Beef producers address muddy conditions by creating mounds where cattle can lay down on higher, drier ground. There is minimal cost to establish a mound particularly when the shaping takes place previous to installing fences, bunks, watering, and aprons. With a slope of usually 3 to 5%, mounds work best when built parallel to the direction of the slope and are located in the center-line of the pen. In older lots these mounds can be newly built or strengthened periodically by adding manure and dirt. Mounds, however, do not last forever and more than likely will need some reshaping with additional material yearly. The main concern is when either by accident small rocks or pebbles are present in the material used to build them.
Standing cattle apply a significant amount of pressure to any surface. In a 2017 University of Kentucky article researchers compared this pressure with that of other livestock, humans, and farm equipment. Pressure was measured in pounds per square inch (psi) or, more accurately, pound-force per square inch. One Psi is the pressure that results from a force of one pound-force on an area of one square inch (Table 1). From the data in the table it is obvious that aside from tractors, cattle and horses exert the most pressure per square inch, even more than a 50-ton bulldozer!

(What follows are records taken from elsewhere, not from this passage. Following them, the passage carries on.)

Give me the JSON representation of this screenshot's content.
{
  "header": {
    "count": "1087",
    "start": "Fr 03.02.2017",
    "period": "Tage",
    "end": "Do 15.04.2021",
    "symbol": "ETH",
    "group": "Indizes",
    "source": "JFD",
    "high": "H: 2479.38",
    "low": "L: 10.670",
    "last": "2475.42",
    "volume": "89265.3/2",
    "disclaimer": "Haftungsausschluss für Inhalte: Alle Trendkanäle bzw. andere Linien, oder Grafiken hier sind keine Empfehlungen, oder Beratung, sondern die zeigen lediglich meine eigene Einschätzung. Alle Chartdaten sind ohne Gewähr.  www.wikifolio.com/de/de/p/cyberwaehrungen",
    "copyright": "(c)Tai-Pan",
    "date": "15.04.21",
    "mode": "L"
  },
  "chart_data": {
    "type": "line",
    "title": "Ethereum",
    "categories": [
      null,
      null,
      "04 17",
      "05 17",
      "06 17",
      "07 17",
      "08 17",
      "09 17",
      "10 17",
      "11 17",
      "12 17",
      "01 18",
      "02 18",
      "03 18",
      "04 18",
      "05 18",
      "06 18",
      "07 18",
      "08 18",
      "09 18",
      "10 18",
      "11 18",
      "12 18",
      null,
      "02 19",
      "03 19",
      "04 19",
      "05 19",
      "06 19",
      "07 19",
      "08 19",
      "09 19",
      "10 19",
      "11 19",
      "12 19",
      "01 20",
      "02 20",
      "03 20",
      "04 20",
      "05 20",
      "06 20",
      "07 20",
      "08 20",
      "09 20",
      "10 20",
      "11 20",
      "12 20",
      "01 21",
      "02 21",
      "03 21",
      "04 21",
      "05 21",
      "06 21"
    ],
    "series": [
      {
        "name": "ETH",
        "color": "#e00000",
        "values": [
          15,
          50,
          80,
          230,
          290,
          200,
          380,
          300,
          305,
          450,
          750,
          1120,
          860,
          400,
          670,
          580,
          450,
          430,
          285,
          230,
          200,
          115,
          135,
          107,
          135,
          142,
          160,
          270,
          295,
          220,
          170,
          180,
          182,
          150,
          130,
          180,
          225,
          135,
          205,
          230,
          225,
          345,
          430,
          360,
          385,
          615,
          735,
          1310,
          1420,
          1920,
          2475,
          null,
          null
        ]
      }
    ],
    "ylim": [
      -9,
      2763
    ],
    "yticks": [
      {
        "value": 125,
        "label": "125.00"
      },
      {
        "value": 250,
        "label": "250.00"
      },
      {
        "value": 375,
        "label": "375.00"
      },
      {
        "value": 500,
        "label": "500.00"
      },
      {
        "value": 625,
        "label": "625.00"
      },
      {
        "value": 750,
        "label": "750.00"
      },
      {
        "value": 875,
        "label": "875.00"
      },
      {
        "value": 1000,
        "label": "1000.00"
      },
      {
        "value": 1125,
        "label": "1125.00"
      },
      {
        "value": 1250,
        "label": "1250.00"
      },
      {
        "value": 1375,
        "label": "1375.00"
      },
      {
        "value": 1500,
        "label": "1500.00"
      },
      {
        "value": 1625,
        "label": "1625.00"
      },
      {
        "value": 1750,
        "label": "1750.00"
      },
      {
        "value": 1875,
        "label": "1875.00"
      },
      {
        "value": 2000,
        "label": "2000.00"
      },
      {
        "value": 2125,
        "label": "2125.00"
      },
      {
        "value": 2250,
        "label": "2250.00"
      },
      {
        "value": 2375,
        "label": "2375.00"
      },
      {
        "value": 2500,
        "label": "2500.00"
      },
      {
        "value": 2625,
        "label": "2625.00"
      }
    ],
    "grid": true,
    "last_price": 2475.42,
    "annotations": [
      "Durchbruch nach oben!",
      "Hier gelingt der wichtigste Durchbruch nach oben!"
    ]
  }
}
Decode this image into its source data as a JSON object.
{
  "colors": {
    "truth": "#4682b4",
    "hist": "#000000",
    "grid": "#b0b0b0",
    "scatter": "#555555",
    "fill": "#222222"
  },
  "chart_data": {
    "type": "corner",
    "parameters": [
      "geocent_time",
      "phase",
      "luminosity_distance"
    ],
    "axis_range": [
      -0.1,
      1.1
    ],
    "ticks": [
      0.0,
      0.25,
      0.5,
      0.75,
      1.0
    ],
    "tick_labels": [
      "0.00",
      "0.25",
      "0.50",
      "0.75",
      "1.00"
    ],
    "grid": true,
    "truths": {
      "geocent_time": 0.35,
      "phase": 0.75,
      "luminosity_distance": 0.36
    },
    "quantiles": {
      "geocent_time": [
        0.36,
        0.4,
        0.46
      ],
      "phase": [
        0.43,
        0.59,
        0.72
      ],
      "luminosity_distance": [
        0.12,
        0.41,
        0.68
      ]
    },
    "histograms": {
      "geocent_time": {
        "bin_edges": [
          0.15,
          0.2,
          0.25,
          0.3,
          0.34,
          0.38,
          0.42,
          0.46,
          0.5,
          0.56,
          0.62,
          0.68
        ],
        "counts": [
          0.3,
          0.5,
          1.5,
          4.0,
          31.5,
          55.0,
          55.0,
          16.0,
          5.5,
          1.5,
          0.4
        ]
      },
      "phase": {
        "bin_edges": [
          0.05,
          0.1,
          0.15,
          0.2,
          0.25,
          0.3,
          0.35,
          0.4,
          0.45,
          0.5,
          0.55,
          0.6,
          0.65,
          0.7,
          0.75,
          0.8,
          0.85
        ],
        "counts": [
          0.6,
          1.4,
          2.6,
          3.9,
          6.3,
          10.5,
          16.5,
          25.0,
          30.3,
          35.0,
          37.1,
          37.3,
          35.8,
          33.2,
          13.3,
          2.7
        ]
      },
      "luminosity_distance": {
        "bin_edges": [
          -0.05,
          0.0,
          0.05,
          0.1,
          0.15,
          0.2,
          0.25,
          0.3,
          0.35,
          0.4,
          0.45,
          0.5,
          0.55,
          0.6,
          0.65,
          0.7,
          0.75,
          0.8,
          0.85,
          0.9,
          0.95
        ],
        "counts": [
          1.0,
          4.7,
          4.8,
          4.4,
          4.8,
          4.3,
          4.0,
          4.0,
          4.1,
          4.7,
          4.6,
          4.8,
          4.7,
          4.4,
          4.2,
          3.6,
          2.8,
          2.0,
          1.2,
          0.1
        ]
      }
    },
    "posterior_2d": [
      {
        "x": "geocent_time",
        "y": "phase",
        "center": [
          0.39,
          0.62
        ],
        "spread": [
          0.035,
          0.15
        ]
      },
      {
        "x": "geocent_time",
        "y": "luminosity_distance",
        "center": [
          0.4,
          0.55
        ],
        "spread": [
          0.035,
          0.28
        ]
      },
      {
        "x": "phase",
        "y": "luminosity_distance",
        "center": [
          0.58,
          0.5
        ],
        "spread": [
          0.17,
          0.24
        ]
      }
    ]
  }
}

The reader is probably aware of the “action-reaction physics principle”; in simple terms it states that every action, is followed by an equal and opposite reaction force. For example, if you press a button, the button presses back with the same amount of force! This brings us back to the issue of beef cattle mounds and the presence of stones or other foreign objects. When mounds are not maintained (or reshaped) regularly, rains or any other source of running water erodes their surface and expose these underlying hard objects. Consider now the force cattle make on this surface (Table 1), and the resulting pressure back on hooves that have already been softened by constant exposure to water. When cows walk however, they apply this pressure to two extremities at a time, increasing the pressure per square inch (Table 2). As a result, cow’s extremities sink deeper in the mud reaching oftentimes the subjacent hardened surface, which could have hard objects not visible at plain sight.
|Utility terrain vehicle||14|
|Higgins et al. Revised 2017|
|Higgins et al. Revised 2017|
Although not as prevalent as lameness in dairy cattle, there are infectious agents (i.e. Fusobacterium necrophorus and Bacteroides melaninogenicus) that can cause cattle lameness, foot rot, and digital dermatitis or hairy heel warts. Warts are most likely caused by Spirochetes, which is still one of the leading causes of lameness in the U.S. Beef producers should manage cattle attempting to keep hooves as dry as possible. Since this is very difficult in most farms particularly during spring or in unusually wet years, it is important to find ways to reduce the incidence of injuries to the hoof. This can be accomplished by periodically walking the pens to remove foreign objects and being careful with the type of material used to reshape the mounds.